Christopher Portier, acting director of environmental toxicology for the NIEHS, hopes a US–Vietnamese meeting will take place within a few months in a neutral nation. “We are trying to get the governments to meet to set up a collaborative research effort,” he says. “Then we can go to academic scientists in both countries for proposals, which will be considered on a competitive basis.”

There were no representatives of the Vietnamese government at last week's meeting, which was held in Monterey following the 20th International Symposium on Halogenated Environmental Organic Pollutants and POPS (persistent organic pollutants).

But one Vietnamese researcher, physician Le Cao Dai, executive director of the Agent Orange Victims Fund set up in Hanoi by the Vietnam Red Cross, attended both meetings to present research and offer suggestions for scientific projects. Dai said that Vietnamese scientists are keen to carry out joint research.

The proposed project will have to overcome a bitter history of war, devastating environmental pollution resulting from the spraying, and decades of diplomatic acrimony. US military forces used Agent Orange in Vietnam between 1962 and 1970. The herbicide was used to kill vegetation around military installations and along transportation routes used by Vietnamese forces.

The land remains unforested, and many people still face exposure from residual dioxin in soil, water and animal fats, for example in fish and ducks. Panel member Linda Schwartz, a Yale University nursing researcher and Vietnam veteran, said that parts of Vietnam resemble “a huge, environmental Superfund [toxic dump] site”.

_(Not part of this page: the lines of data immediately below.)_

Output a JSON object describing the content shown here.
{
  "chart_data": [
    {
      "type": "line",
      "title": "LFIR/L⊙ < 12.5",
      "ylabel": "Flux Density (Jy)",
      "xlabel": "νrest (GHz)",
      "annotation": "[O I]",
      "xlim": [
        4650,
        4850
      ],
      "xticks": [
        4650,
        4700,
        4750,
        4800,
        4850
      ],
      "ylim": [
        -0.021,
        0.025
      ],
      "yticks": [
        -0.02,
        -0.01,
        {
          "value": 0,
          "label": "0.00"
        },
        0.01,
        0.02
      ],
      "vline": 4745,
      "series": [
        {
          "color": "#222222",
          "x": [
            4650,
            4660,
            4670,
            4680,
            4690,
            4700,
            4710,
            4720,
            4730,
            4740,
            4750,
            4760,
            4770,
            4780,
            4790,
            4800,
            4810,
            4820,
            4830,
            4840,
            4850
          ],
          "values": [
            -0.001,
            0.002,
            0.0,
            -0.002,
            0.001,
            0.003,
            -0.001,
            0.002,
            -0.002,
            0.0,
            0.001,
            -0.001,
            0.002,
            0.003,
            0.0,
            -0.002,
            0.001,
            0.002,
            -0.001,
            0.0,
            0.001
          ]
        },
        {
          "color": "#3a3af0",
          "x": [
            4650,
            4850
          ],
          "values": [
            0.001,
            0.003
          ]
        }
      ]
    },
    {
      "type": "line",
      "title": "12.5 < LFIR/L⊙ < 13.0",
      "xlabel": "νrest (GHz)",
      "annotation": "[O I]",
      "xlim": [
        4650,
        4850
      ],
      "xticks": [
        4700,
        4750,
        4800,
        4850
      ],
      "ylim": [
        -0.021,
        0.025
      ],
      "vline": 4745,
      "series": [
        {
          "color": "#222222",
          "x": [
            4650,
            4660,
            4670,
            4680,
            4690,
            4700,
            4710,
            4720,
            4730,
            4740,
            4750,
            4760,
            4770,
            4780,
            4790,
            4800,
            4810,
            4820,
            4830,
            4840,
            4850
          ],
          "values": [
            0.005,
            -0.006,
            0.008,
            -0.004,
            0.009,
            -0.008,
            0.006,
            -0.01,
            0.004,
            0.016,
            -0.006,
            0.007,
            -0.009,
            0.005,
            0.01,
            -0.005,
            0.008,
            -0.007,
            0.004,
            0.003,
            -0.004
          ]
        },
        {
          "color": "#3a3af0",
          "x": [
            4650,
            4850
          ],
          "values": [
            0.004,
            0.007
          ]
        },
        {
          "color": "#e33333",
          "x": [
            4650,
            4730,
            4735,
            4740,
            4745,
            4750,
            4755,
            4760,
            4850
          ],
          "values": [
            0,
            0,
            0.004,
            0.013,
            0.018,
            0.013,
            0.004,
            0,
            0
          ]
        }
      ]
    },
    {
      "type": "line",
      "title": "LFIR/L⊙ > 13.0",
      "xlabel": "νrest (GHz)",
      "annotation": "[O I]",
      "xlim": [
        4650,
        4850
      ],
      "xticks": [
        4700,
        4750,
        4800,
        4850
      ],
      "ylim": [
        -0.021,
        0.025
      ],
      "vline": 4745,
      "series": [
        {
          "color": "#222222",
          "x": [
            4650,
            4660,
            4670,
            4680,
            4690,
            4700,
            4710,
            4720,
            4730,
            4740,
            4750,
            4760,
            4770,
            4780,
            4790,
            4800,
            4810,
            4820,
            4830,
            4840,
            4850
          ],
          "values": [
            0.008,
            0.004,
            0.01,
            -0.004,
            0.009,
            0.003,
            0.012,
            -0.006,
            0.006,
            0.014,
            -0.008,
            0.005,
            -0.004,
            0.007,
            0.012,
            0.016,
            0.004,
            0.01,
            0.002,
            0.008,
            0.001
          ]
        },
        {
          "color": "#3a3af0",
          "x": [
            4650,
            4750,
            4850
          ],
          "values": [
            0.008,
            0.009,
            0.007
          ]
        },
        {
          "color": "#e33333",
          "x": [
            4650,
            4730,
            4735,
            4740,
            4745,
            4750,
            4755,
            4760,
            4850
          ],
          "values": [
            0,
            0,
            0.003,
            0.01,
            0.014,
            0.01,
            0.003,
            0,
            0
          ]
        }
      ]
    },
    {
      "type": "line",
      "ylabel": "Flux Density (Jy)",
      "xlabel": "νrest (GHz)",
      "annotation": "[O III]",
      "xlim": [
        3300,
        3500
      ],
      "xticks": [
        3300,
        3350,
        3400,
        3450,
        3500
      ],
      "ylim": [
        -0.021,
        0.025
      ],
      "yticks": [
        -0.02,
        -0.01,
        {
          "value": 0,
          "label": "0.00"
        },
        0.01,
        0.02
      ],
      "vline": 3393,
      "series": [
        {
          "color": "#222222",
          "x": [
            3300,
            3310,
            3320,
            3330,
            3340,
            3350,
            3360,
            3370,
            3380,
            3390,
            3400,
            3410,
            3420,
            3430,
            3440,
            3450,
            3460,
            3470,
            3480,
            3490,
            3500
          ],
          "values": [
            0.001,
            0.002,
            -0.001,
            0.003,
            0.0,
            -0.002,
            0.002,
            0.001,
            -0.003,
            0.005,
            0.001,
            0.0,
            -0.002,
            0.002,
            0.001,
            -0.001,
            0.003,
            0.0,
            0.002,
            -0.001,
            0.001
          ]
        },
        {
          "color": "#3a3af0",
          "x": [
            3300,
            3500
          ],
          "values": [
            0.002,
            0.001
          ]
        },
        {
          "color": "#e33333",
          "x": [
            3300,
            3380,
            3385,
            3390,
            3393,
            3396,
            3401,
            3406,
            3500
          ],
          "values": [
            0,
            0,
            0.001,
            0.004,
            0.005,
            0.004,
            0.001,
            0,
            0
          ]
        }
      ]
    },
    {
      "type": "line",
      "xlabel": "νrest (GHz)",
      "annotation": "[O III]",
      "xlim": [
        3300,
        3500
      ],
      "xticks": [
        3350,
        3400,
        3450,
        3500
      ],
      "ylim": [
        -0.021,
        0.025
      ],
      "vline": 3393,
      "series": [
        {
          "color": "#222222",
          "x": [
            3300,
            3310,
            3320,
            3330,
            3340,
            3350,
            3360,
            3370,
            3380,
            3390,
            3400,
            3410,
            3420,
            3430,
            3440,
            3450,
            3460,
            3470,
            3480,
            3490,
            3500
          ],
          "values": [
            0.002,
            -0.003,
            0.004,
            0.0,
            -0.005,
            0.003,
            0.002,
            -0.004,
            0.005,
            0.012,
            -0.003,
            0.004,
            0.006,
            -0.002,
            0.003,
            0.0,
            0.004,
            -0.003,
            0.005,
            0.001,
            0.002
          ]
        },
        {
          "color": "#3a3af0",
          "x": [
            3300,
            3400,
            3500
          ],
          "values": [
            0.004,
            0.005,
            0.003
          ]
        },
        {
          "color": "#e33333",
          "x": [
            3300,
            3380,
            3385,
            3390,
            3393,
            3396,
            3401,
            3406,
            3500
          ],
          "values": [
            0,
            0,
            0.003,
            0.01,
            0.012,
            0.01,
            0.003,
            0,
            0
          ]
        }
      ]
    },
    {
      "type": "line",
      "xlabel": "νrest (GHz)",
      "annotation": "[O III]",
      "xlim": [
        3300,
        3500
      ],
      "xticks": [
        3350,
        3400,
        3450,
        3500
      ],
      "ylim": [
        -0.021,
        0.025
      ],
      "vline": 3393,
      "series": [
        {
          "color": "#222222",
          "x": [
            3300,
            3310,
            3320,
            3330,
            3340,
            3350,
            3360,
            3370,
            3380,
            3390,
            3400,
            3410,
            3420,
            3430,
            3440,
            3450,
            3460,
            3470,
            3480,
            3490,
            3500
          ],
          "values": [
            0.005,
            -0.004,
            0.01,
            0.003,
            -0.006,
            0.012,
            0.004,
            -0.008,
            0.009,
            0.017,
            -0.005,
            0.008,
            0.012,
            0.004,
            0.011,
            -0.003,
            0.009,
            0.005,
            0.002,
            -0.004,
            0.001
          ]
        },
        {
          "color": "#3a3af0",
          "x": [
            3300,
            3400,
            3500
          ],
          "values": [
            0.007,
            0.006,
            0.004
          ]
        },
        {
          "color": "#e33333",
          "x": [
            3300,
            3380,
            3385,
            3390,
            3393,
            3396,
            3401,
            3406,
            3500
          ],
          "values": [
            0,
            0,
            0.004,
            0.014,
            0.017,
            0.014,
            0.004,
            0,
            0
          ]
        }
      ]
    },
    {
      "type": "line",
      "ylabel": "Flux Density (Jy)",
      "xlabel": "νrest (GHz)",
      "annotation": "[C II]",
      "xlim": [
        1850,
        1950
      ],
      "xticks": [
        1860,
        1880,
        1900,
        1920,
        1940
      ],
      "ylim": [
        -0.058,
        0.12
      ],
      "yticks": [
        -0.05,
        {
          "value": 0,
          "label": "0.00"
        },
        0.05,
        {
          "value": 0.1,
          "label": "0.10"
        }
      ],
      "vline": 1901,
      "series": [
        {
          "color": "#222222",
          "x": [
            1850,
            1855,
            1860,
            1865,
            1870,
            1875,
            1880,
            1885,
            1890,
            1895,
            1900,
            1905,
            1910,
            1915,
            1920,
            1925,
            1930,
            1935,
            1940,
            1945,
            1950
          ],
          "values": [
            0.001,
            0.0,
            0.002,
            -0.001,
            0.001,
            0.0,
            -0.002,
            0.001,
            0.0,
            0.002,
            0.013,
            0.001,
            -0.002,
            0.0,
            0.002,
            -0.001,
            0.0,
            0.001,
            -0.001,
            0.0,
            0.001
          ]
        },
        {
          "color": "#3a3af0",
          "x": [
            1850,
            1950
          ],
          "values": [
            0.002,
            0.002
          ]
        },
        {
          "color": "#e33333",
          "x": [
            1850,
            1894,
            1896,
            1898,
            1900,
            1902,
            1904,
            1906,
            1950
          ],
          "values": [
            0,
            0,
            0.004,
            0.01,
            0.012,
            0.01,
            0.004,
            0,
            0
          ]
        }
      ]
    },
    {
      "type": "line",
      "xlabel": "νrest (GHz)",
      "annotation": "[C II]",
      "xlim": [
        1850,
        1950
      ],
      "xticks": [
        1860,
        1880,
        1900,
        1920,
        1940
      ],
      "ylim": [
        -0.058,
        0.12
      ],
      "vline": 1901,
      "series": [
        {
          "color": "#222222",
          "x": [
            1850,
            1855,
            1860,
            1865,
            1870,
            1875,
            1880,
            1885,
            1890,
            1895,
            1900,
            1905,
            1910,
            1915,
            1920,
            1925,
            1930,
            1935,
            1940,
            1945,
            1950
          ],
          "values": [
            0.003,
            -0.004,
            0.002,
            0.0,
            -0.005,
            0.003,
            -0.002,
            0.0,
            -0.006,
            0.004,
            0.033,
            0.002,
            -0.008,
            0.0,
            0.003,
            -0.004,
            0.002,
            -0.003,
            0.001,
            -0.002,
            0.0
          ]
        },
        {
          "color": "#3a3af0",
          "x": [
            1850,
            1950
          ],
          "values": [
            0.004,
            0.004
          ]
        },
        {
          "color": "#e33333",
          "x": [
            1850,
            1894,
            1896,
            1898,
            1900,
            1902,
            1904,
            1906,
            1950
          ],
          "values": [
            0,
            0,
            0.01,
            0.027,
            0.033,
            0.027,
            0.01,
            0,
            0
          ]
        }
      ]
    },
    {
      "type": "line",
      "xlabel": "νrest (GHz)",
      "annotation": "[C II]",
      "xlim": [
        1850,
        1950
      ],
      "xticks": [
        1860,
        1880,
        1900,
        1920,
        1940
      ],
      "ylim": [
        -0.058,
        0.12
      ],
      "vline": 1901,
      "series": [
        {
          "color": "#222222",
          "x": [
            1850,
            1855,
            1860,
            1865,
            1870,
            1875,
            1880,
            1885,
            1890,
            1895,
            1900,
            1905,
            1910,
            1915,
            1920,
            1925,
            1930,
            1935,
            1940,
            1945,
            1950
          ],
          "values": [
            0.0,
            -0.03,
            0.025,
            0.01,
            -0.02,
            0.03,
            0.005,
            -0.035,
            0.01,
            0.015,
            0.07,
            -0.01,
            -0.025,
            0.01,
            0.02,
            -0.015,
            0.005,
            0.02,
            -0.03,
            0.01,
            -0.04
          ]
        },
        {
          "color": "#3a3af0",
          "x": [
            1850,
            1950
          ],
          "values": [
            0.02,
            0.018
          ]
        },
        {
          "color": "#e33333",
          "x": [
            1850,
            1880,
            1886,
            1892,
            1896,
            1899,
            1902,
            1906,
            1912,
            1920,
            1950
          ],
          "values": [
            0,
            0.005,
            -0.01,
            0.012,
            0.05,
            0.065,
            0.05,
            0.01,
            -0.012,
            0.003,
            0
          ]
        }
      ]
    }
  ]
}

Five years ago, an attempt at bilateral dioxin studies foundered when US scientists and Vietnamese officials fell out over what pollutants to study and how specimens should be handled. Although new diplomatic links have helped overcome these disagreements, some new problems have emerged.

For instance, the ownership of any intellectual property from the project has been a sticking point in negotiations, says physician Michael Linnan, US health attaché to Vietnam. Many Vietnamese are concerned about US scientists capitalizing on research into the wartime spraying of their country.